Design
How to design a deidentifier? And how to verify that it does what you designed it to do?
Aims
Why do we need medical image deidentification? Deidentification is one of the available methods to achieve two goals:
To make the data inside a medical image available
To Protect patient confidentiality
Other methods can be used instead of or in addition to deidentification. Restricting access, contracts, aggregating data are all valid approaches. For a full discussion of methods, reasoning and legal underpinning, see the European Data Protection Board guidelines on Pseudonymization.
Note
MIDOM focuses on deidentification of medical image data in the european context. Firstly, “patient confidentiality” is understood to be based on the EU’s GDPR regulation. Secondly, alternative methods of protecting patient confidentiality, though important, are kept out of scope here.
Split actions from implementation
How to create a script or program to remove patient information from medical image files? The most direct way is to find code to modify the image file, set rules to modify the elements you want, and done.
This approach runs into problems. The crux of the problem is that image deidentification contains both technical and policy elements. Implementation can be complex and highly technical At the same time, the general approach should be based on policy decisions and reviewable.
The solution proposed by MIDOM is to separate the definition into two concepts. A protocol describes deidentification approach in terms of actions. A deidentifier is a specific implementation of the rules set out in a protocol.
Deidentification definition is split between general rules (Protocol) and concrete implementation (Deidentifier)
One Protocol can be implemented in multiple ways, on different platforms.
Context of use is essential
One of the most important elements of EU pseudonymization guidelines is the concept of the pseudonymization domain, defined as
the context in which pseudonymisation is to preclude attribution of data to specific data subjects
In MIDOM, any protocol is *only considered appropriate for a given domain.
A Protocol is only appropriate for a given domain
Validation
Once you have decided on a protocol, and implemented a deidentifier based on it, how do you make sure it does what you want?
The basic approach is to collect DICOM dataset examples from the Domain. Each example is then connected to a desired output which together are a Validation Set. Each example in a Validation Set can then be compared to the output of the deidentifier.
Validation Set
A collection of medical image examples with reference output.
The DICOM dataset examples are collected together in a Region Sample Set. For each of the DICOM datasets in the region sample set, the desired output is registered in a Deidentification Reference. Multiple region sample sets can be included in this way. All the sample sets and references together form a Validation Set.
A validation set describes what is considered ‘correct’ deidentification for a certain Domain. Defining a validation set is as much a policy decision as it is a technical one.
A Validation Set consists of multiple region sample sets and their desired output. Desired output is always defined in the context of a Domain.
Overview
To protect patient confidentiality in certain Domain, A protocol is defined. A deidentifier is then created that implements this protocol.
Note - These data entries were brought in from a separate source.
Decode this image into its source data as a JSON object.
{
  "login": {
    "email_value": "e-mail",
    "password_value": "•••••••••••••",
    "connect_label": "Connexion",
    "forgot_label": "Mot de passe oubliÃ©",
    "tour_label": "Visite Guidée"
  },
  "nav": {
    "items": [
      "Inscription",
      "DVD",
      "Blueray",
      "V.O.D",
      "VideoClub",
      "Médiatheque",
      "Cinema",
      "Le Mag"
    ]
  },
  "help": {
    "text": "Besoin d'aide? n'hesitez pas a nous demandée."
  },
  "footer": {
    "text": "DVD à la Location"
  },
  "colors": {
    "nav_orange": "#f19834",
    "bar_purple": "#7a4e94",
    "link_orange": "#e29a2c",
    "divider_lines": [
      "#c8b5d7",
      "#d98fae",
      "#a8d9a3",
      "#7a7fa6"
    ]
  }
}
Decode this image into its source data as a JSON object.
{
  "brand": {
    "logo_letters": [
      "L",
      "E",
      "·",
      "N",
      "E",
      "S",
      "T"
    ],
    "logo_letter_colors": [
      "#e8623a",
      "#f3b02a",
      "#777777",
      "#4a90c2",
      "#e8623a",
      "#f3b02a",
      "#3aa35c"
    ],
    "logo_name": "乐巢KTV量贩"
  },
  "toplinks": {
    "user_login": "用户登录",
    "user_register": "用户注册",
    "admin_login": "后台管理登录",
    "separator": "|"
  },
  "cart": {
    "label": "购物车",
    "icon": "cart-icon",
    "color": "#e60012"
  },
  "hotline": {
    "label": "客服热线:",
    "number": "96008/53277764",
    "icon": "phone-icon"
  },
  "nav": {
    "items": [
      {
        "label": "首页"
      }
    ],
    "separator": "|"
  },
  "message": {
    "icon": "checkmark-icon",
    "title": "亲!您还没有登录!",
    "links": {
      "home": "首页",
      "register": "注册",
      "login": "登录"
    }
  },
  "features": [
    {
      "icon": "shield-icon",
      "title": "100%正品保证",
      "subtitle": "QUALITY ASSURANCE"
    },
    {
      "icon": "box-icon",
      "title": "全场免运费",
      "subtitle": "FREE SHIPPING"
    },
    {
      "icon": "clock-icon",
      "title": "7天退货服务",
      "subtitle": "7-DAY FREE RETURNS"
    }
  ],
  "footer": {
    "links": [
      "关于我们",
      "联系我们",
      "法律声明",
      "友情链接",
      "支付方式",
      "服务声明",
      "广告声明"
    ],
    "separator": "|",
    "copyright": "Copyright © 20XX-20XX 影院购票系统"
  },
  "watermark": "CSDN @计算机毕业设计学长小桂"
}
To validate the deidentifier, examples and reference output are collected in a Validation Set. Reference output can only be considered correct in the context of a certain Domain
Objects used in the validation of a deidentifier.
Domain
The context in which a deidentifier or protocol is meant to help protect patient confidentiality. See Context of use is essential
In MIDOM, the concept domain is used in two related by separate ways:
- Domain in a broad sense
A Domain in a broader sense refers to “The entire context in which a deidentifier functions”. This includes policy and organizational aspects, contracts, training, cyber security. This sense of ‘domain’ is the one used in the GDPR. It is the sense used in the sentence “A protocol is suitable for this domain”.
- Domain in a narrow sense
When talking about region sample sets, ‘domain’ means “All possible DICOM datasets” that a deidentifier is expected to handle”. Technically, it is a region in Dataset Space and does not include any organizational elements.
Region Sample Set
A distinct region of Dataset Space that the deidentifier is expected to work in. The grouping is not strictly defined, but described in free text. For example “Standard DICOM datasets”, “Complicated Ultrasound images”, “Images used in hospital X” or “Samples of studies encountered in project Y”
Deidentification Reference
The desired output for the examples in a region sample sets. Valid only int he context of a Domain.
Desired output for a single example can be one of two types:
A (transformed) dataset - This indicates the ‘correct’ deidentification of this dataset in the context of the domain
Reject - The input dataset is supposed to be rejected by the deidentifier. Processing it is considered too risky.